Teach your students how to transcribe interviews. Note that it’s often just a series of starting and stopping the recording as they type the words. Experiment with your favorite transcription apps and point them to the ones you like best. You can also get a list of transcriptionists ready and refer them to a professional if they don’t want to do it themselves.


Writing Narratives


Teach your students about the power of a narrative. Give popular examples of great memoirs, biographies, and other non-fiction narratives. Narrative writing can be a series of lessons on its own for you to share.


Turning this into Their Own Business


Here is something that can be yet another leg to your business. The business-to-business industry is booming. There are always people who want to know how to work for themselves. You are now experienced as a personal historian and you know just how viable this business is. You’ve built your reputation online and you know all the ins and outs. You’re in a great position to not only teach others how to create personal histories of their own, but how to start a business doing it for other people.

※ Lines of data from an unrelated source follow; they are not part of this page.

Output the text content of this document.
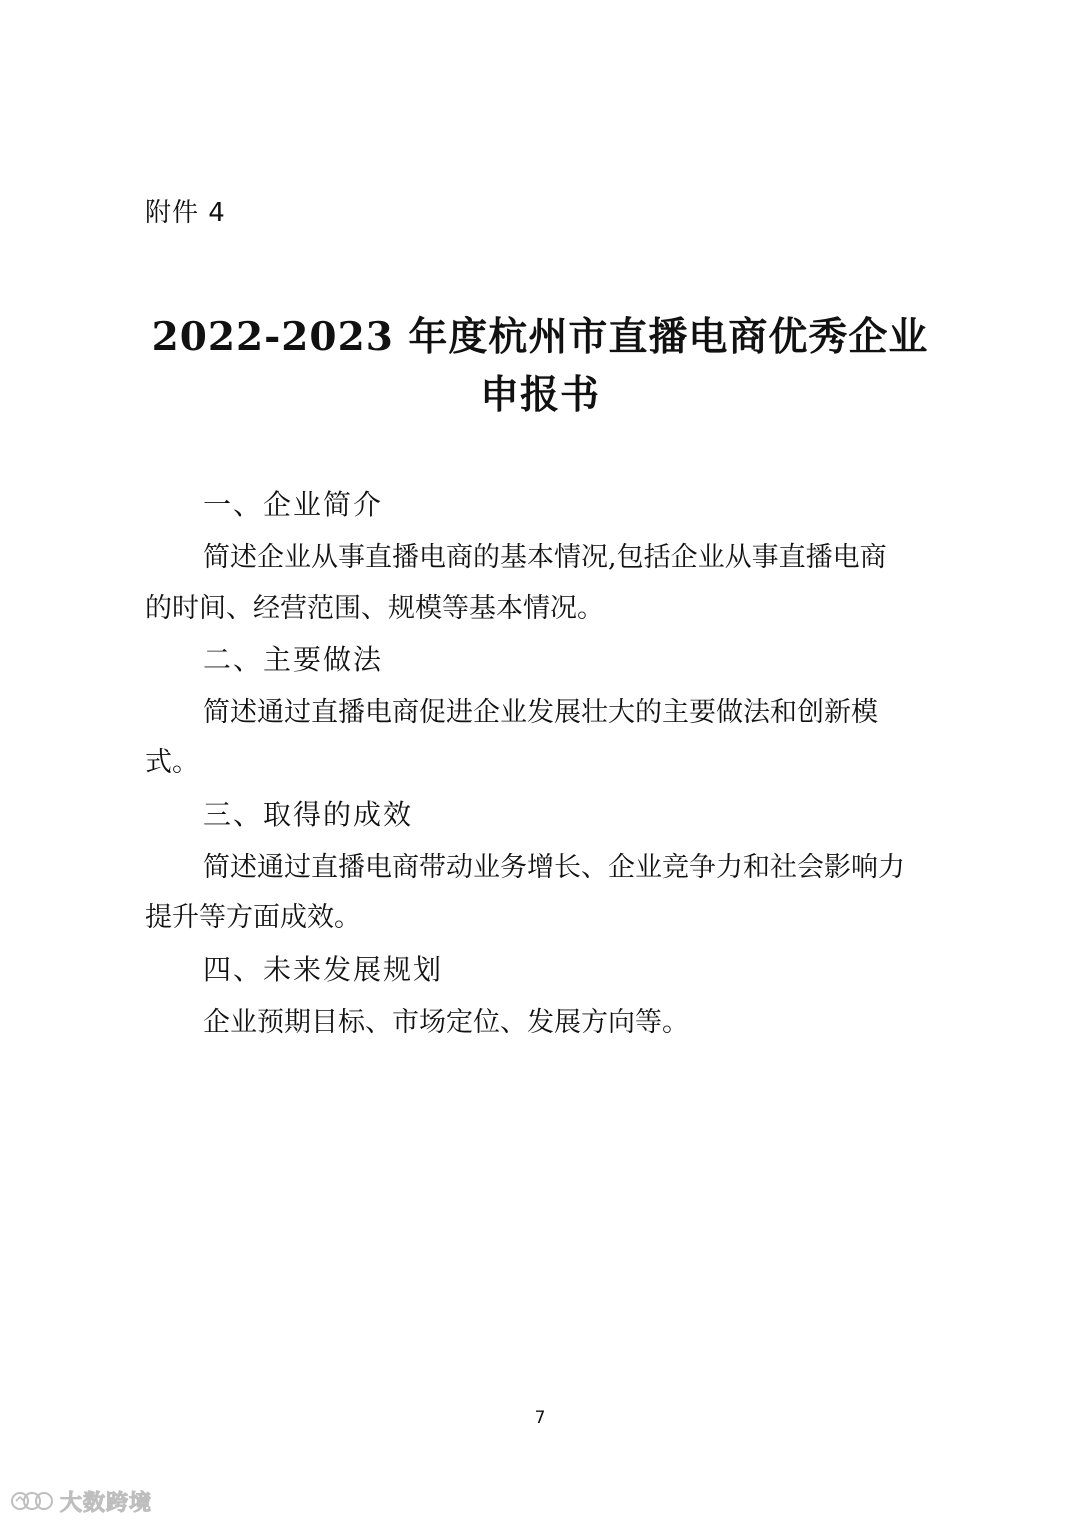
附件 4
2022-2023 年度杭州市直播电商优秀企业
申报书
一、企业简介
简述企业从事直播电商的基本情况,包括企业从事直播电商
的时间、经营范围、规模等基本情况。
二、主要做法
简述通过直播电商促进企业发展壮大的主要做法和创新模
式。
三、取得的成效
简述通过直播电商带动业务增长、企业竞争力和社会影响力
提升等方面成效。
四、未来发展规划
企业预期目标、市场定位、发展方向等。
7
大数跨境
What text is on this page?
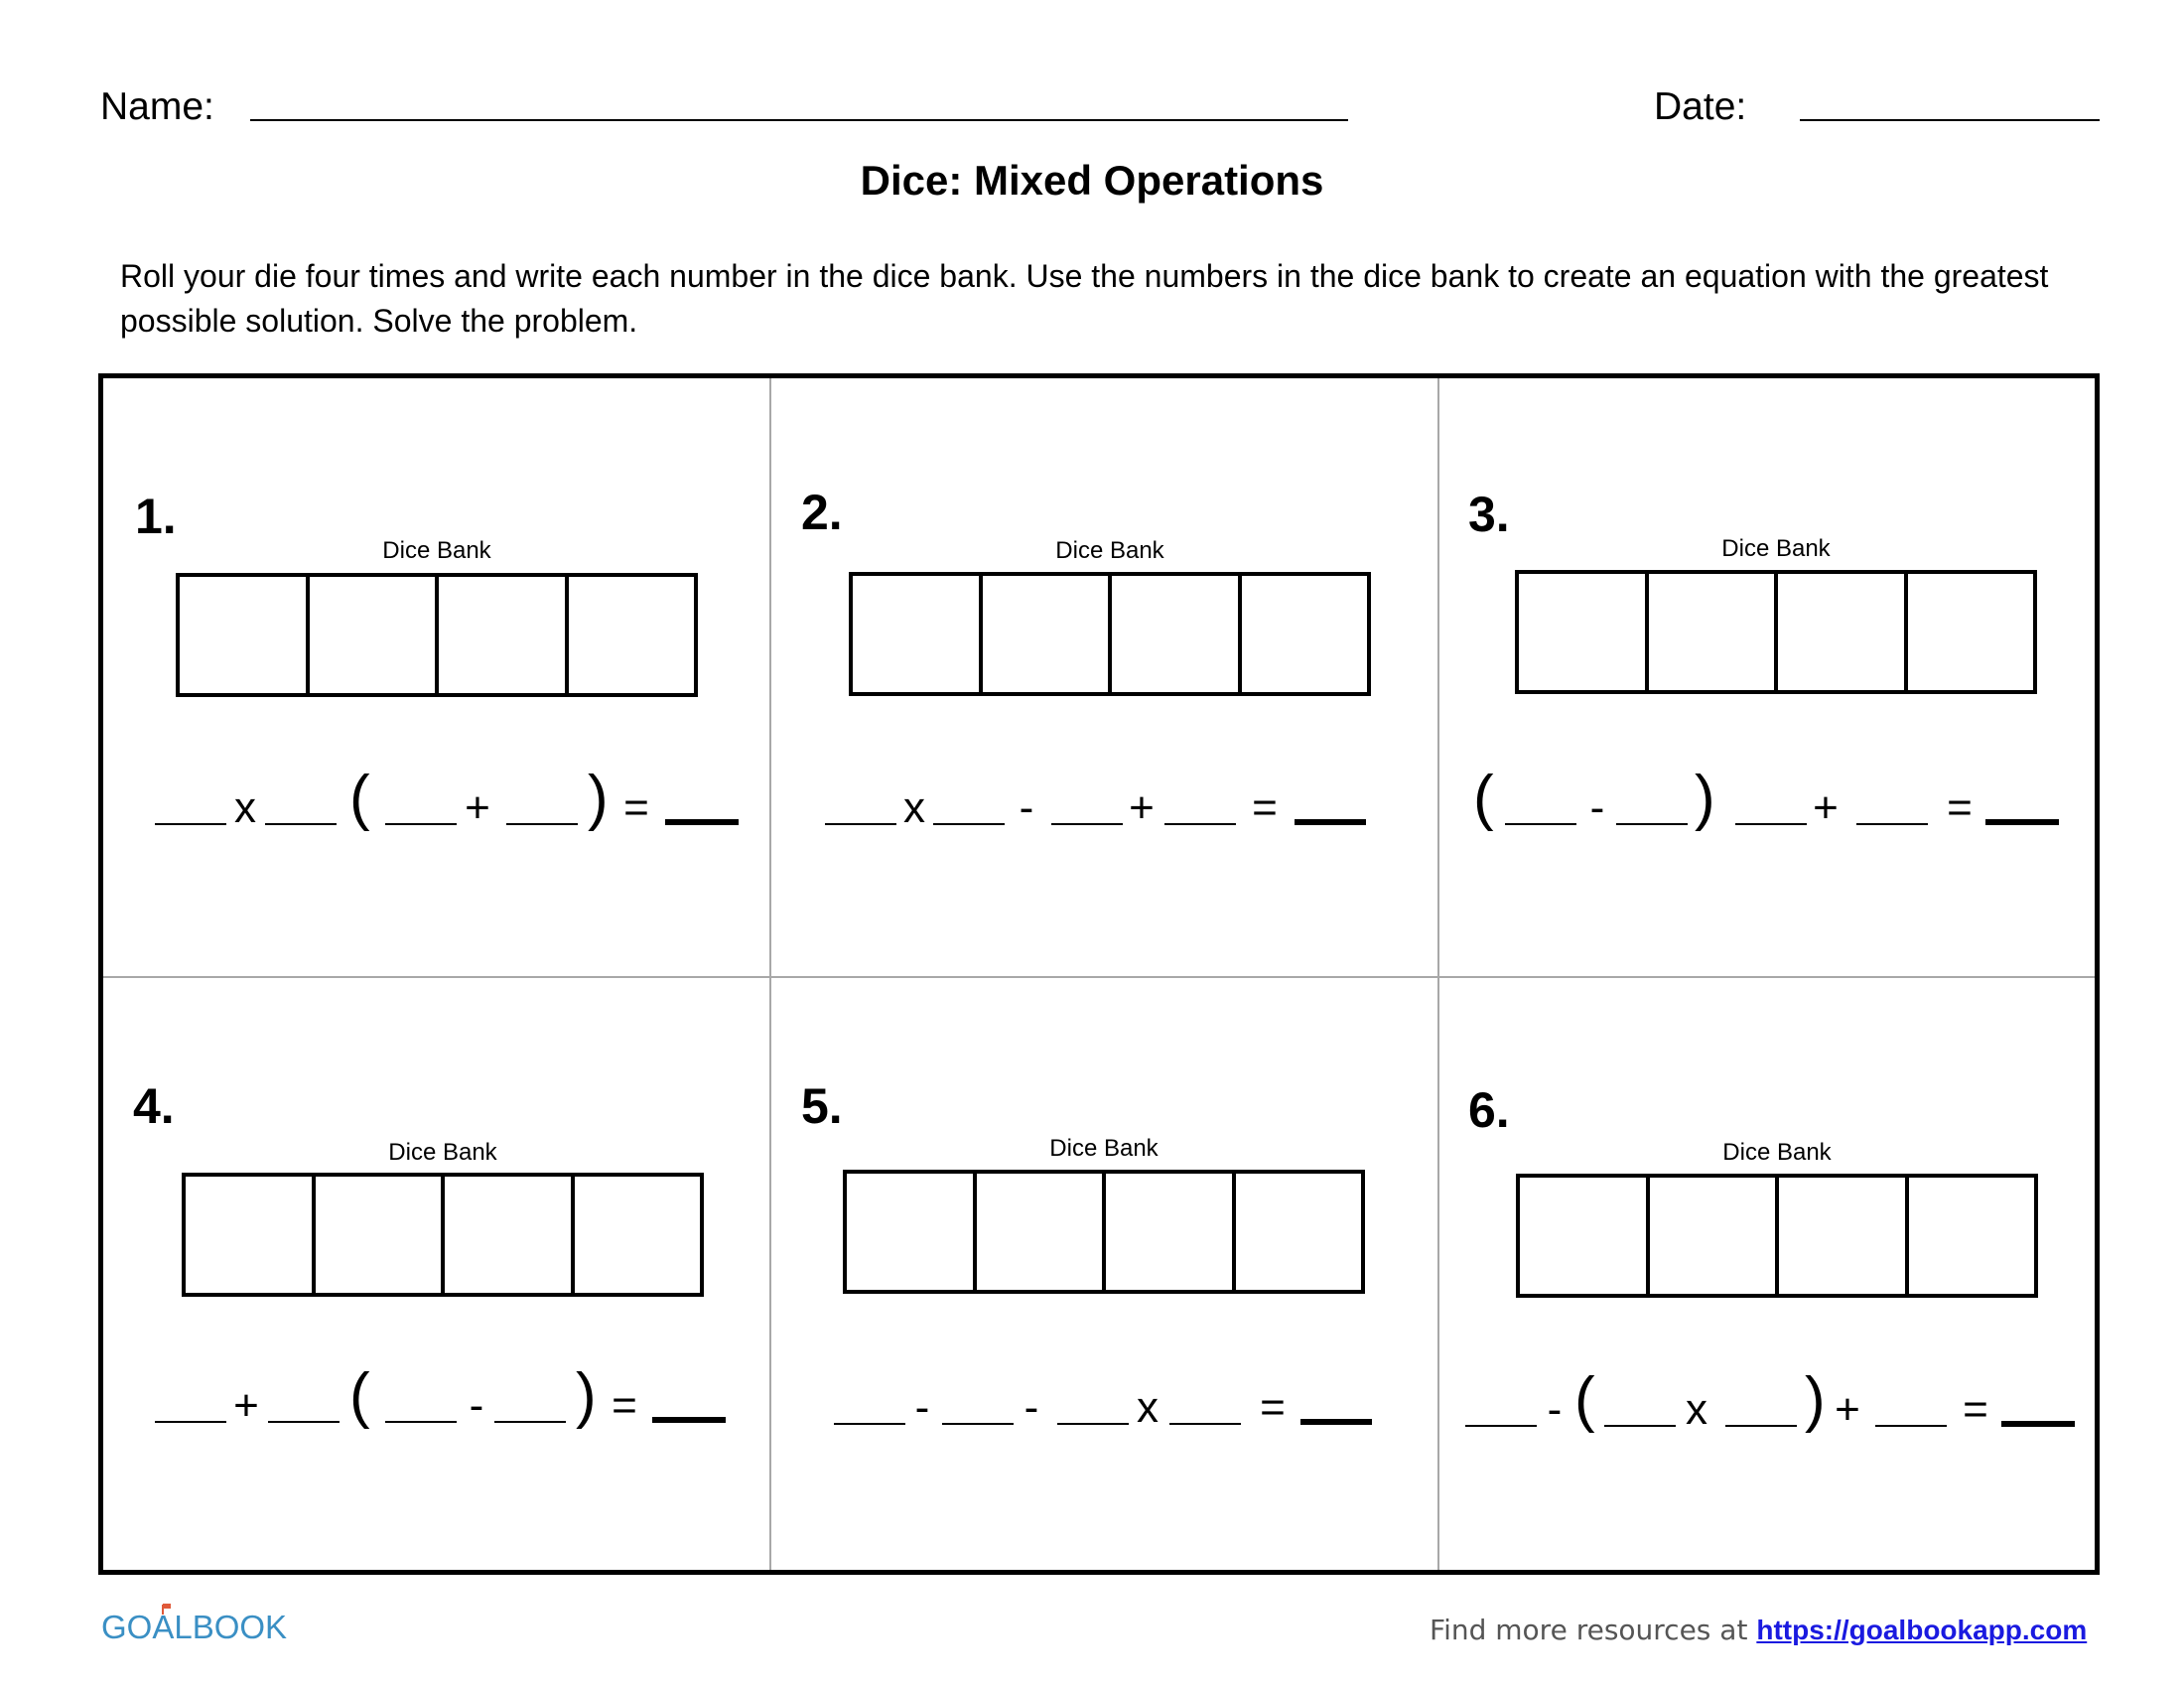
Name:	Date:
Dice: Mixed Operations
Roll your die four times and write each number in the dice bank. Use the numbers in the dice bank to create an equation with the greatest possible solution. Solve the problem.
1.
Dice Bank
x ( + ) =
2.
Dice Bank
x - + =
3.
Dice Bank
( - ) + =
4.
Dice Bank
+ ( - ) =
5.
Dice Bank
- - x =
6.
Dice Bank
- ( x ) + =
GOALBOOK	Find more resources at https://goalbookapp.com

You might decide you don’t want the competition, but you should think beyond that. This is a wide-open field and truthfully, there are a lot of “dreamers” out there. Some who learn from you (despite your best efforts) will go on to the next “shiny object” or business opportunity. And some want to learn how to do it themselves just so they can interview people in their own family without having to pay someone else.


There are some (like you) who will run with it and create thriving businesses. This benefits all of us. It helps it become “the norm” for people to hire personal historians. It helps us all grow and get more clients. All that is to say that you shouldn’t be scared off because of the potential for competition. There is a lot of money to be made in teaching others how to make money. Teach them how to run a solid business and they’ll be very grateful.


Get Started With Person Histories


It’s time to take that first step. Start with someone in your family, get rid of the jitters, and move on from there. Create your website, start advertising, and talk about your new venture. Grow your business and start to teach other people.


None of us can know where we’re going if we don’t look to the past. In these days of fast moving information, it’s easy for people to get lost in the shuffle. The people are what are most important. Our connection with others is what keeps us strong-- it’s why we’re all here.


You’re about to embark on a noble profession. It’s going to make you smile and it’s going to make your clients smile. You’re going to change lives and capture our most unique resource-- our memories.